Soros Unauthorized Biography - Robert Slater - 02

Saya Tuhan

anak-anak yang lembut memiliki fantasi tentang diri mereka sendiri. Mereka ingin membedakan diri dari orang lain, atau mengklaim diri sebagai superior, atau untuk menarik perhatian yang sangat diinginkan.

Anak yang lemah lembut, kurus, atau hanya malu-malu

senang bermimpi bahwa, dengan menjentikkan jari, ia bisa menjadi a

Samson, seorang Stallone, atau minus aksen tebal-seorang Schwarzenegger. Bocah yang jarang meninggalkan rumah, menyangkal kesempatan untuk bepergian ke tempat yang jauh, berharap dia bisa menjadi pilot angkatan udara, atau astronot. Seorang psikiater, jika ditekan, selalu dapat menebak dasar fantasi seperti itu: Anak terlalu mencintai ibunya, atau terlalu sedikit. Anak itu mengagumi ayahnya terlalu obsesif, atau tidak cukup obsesif.
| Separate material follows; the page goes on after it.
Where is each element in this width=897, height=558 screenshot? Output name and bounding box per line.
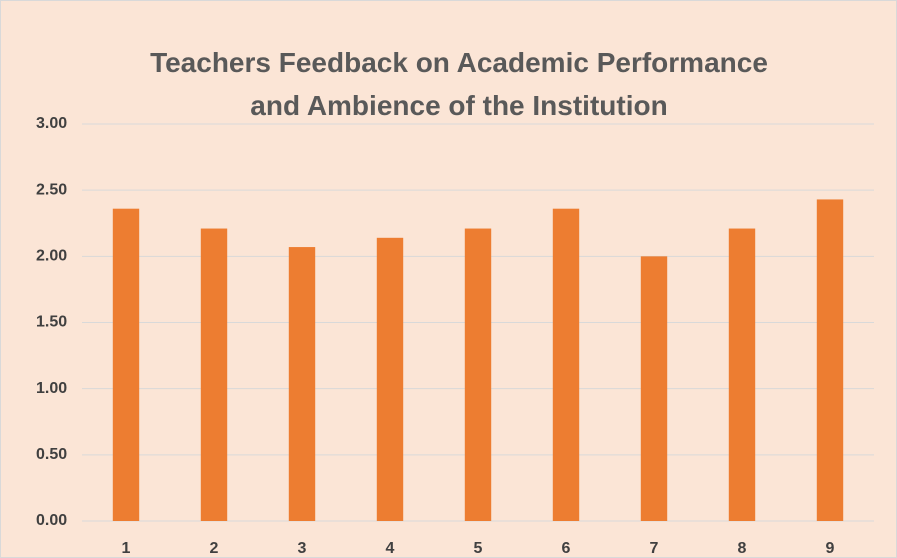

Namun, apa yang harus dibuat dari seorang anak yang percaya bahwa dia adalah Tuhan?

Apa yang harus dilakukan dengan George Soros muda, tumbuh di lingkungan kelas menengah di Budapest tahun 1930-an, seorang anak yang normal yang memiliki banyak teman, mencintai olahraga, dan berperilaku seperti anak-anak lain seusianya?
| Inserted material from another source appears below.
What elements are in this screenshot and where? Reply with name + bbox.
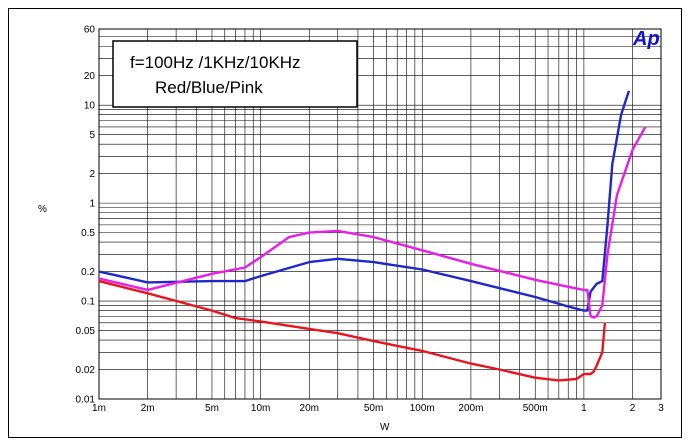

Betapa lebih mudahnya untuk menjelaskan pemikiran-pemikiran muluk seperti lamunan sekilas seorang anak kecil ketika George Soros, sebagai seorang dewasa, menunjukkan beberapa tanda bahwa ia telah melampaui keyakinan mesianis ini.

Namun, sebagai orang dewasa, ia tidak menawarkan tanda, tidak ada sikap meremehkan, tidak ada catatan kaki yang menandakan bahwa ia tidak lagi berpegang teguh pada keyakinan liar seperti itu, tetapi hanya saran tentang betapa sulitnya bagi seseorang untuk percaya dirinya dewa.

"Jika kebenaran diketahui," tulisnya dalam salah satu bukunya, "Aku membawa beberapa fantasi mesianis yang cukup manjur bersamaku sejak kecil, yang kurasa harus kukontrol, kalau tidak, itu akan membuatku mendapat masalah."

Satu cara dia mengendalikan fantasi-fantasi itu adalah dengan membicarakannya sesedikit mungkin. Dalam salah satu contoh langka ketika dia berbicara tentang

mereka, katanya kepada surat kabar Inggris, The Independent, pada 3 Juni 1993: "Ini adalah semacam penyakit ketika Anda menganggap diri Anda semacam dewa, pencipta segalanya, tetapi saya merasa nyaman dengan hal itu sekarang sejak saya mulai hidup itu keluar. "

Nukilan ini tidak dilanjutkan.